Davanti a Ereškigal e ai sette giudici Anunna, Inanna viene guardata con uno sguardo di morte, le si rivolge una parola che è malattia e un grido d’odio. Viene trasformata in cadavere e appesa a un gancio (rr. 164–172). Dopo tre giorni e tre notti, Ninšubur esegue esattamente il compito: piange, si veste da povero, suona il tamburo, va da Enlil, poi da Nanna, e pronuncia le formule rituali per salvare Inanna (rr. 173–189; 195–203). Ma sia Enlil, sia Nanna rifiutano di intervenire, sostenendo che i ME degli Inferi sono poteri che non si devono desiderare: chi va laggiù resta intrappolato (rr. 190–194; 204–208). La morte di Inanna è la conseguenza del voler estendere il suo dominio anche agli Inferi. Gli dèi Enlil e Nanna rappresentano un ordine severo e immutabile: chi supera i limiti tra i mondi paga con la morte. Ninšubur incarna la fedeltà asso-luta e la funzione sacerdotale di lamento e intercessione.

Da Enki, invece, Ninšubur ottiene una reazione diversa: Enki si mostra preoccupato per Inanna (rr. 217–220). Con lo sporco sotto la sua unghia crea due esseri speciali, kurĝara e galatur, a cui dà la pianta e l’acqua della vita (rr. 220–225). Enki spiega loro la strategia: dovranno scendere negli Inferi, trovare Ereškigal mentre soffre, empatizzare con il suo dolore (“Oh, il mio interno” / “Oh, il mio esterno”) e rispondere con compassione (rr. 226–245). Quando lei chiederà chi siano e offrirà doni (acqua come un fiume, un campo di orzo), loro dovranno rifiutare e chiedere invece il cadavere che pende dal gancio (rr. 246–253). Il piano riesce: Ereškigal, toccata dalla loro empatia, fa giuramento e concede il cadavere (rr. 263–272). I due esseri versano su Inanna acqua e erba della vita, e lei risorge (rr. 273–281). Enki rappresenta la sapienza salvifica e l’ingegno magico-rituale. Non sfida frontalmente gli Inferi, ma usa l’empatia e il giuramento sacro per ottenere ciò che è vietato. La morte non è più assoluta: grazie a un intervento sapiente, è possibile un ritorno alla vita.

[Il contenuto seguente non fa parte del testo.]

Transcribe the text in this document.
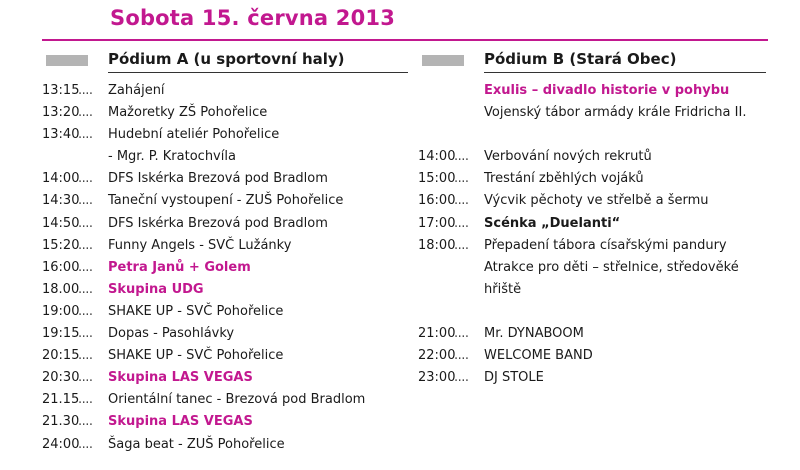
Sobota 15. června 2013
Pódium A (u sportovní haly)
13:15.... Zahájení
13:20.... Mažoretky ZŠ Pohořelice
13:40.... Hudební ateliér Pohořelice
- Mgr. P. Kratochvíla
14:00.... DFS Iskérka Brezová pod Bradlom
14:30.... Taneční vystoupení - ZUŠ Pohořelice
14:50.... DFS Iskérka Brezová pod Bradlom
15:20.... Funny Angels - SVČ Lužánky
16:00.... Petra Janů + Golem
18.00.... Skupina UDG
19:00.... SHAKE UP - SVČ Pohořelice
19:15.... Dopas - Pasohlávky
20:15.... SHAKE UP - SVČ Pohořelice
20:30.... Skupina LAS VEGAS
21.15.... Orientální tanec - Brezová pod Bradlom
21.30.... Skupina LAS VEGAS
24:00.... Šaga beat - ZUŠ Pohořelice
Pódium B (Stará Obec)
Exulis – divadlo historie v pohybu
Vojenský tábor armády krále Fridricha II.
14:00.... Verbování nových rekrutů
15:00.... Trestání zběhlých vojáků
16:00.... Výcvik pěchoty ve střelbě a šermu
17:00.... Scénka „Duelanti“
18:00.... Přepadení tábora císařskými pandury
Atrakce pro děti – střelnice, středověké
hřiště
21:00.... Mr. DYNABOOM
22:00.... WELCOME BAND
23:00.... DJ STOLE
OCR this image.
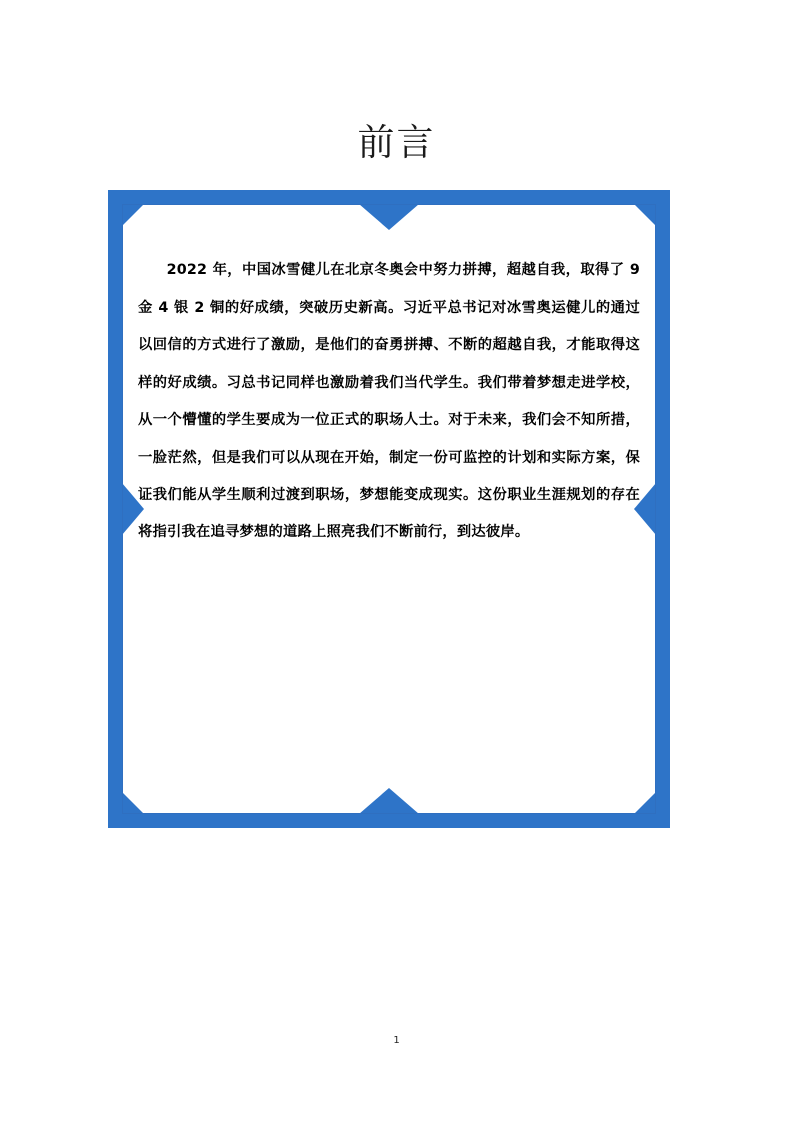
前言

2022 年，中国冰雪健儿在北京冬奥会中努力拼搏，超越自我，取得了 9 金 4 银 2 铜的好成绩，突破历史新高。习近平总书记对冰雪奥运健儿的通过以回信的方式进行了激励，是他们的奋勇拼搏、不断的超越自我，才能取得这样的好成绩。习总书记同样也激励着我们当代学生。我们带着梦想走进学校，从一个懵懂的学生要成为一位正式的职场人士。对于未来，我们会不知所措，一脸茫然，但是我们可以从现在开始，制定一份可监控的计划和实际方案，保证我们能从学生顺利过渡到职场，梦想能变成现实。这份职业生涯规划的存在将指引我在追寻梦想的道路上照亮我们不断前行，到达彼岸。

1
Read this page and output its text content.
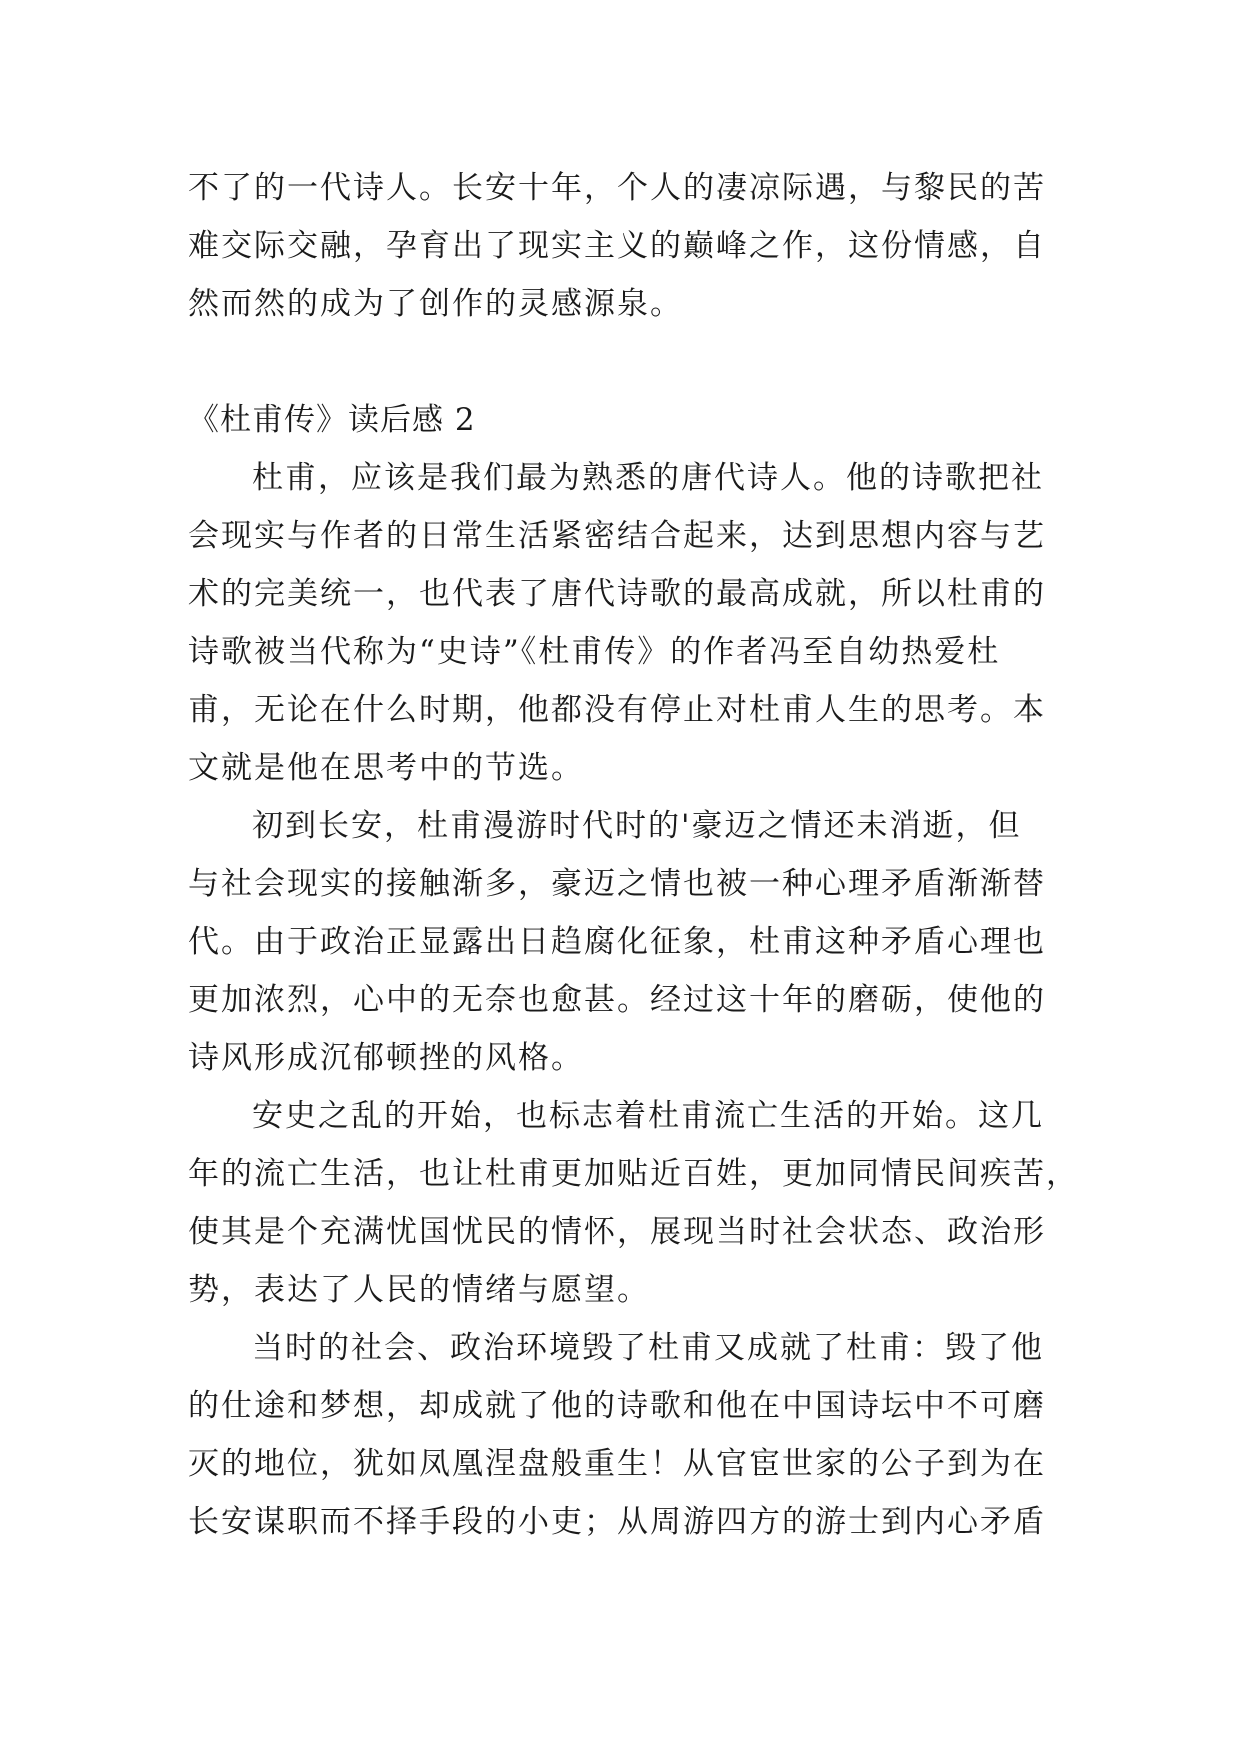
不了的一代诗人。长安十年，个人的凄凉际遇，与黎民的苦
难交际交融，孕育出了现实主义的巅峰之作，这份情感，自
然而然的成为了创作的灵感源泉。
《杜甫传》读后感 2
杜甫，应该是我们最为熟悉的唐代诗人。他的诗歌把社
会现实与作者的日常生活紧密结合起来，达到思想内容与艺
术的完美统一，也代表了唐代诗歌的最高成就，所以杜甫的
诗歌被当代称为“史诗”《杜甫传》的作者冯至自幼热爱杜
甫，无论在什么时期，他都没有停止对杜甫人生的思考。本
文就是他在思考中的节选。
初到长安，杜甫漫游时代时的'豪迈之情还未消逝，但
与社会现实的接触渐多，豪迈之情也被一种心理矛盾渐渐替
代。由于政治正显露出日趋腐化征象，杜甫这种矛盾心理也
更加浓烈，心中的无奈也愈甚。经过这十年的磨砺，使他的
诗风形成沉郁顿挫的风格。
安史之乱的开始，也标志着杜甫流亡生活的开始。这几
年的流亡生活，也让杜甫更加贴近百姓，更加同情民间疾苦，
使其是个充满忧国忧民的情怀，展现当时社会状态、政治形
势，表达了人民的情绪与愿望。
当时的社会、政治环境毁了杜甫又成就了杜甫：毁了他
的仕途和梦想，却成就了他的诗歌和他在中国诗坛中不可磨
灭的地位，犹如凤凰涅盘般重生！从官宦世家的公子到为在
长安谋职而不择手段的小吏；从周游四方的游士到内心矛盾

Quando Inanna risale, gli Anunna la fermano: nessuno può usci-re dagli Inferi senza che qualcuno prenda il suo posto (rr. 282–289). Inanna risale scortata da demoni galla, esseri che non conoscono cibo, acqua, doni, amore, famiglia; la loro funzione è strappare persone dalle relazioni umane (rr. 290–305). Il mondo degli Inferi esige un equilibrio di vite: per una vita che ritorna, un’altra deve scendere. I galla sono la personificazione del lato spietato e impersonale della morte, che interrompe la gioia umana.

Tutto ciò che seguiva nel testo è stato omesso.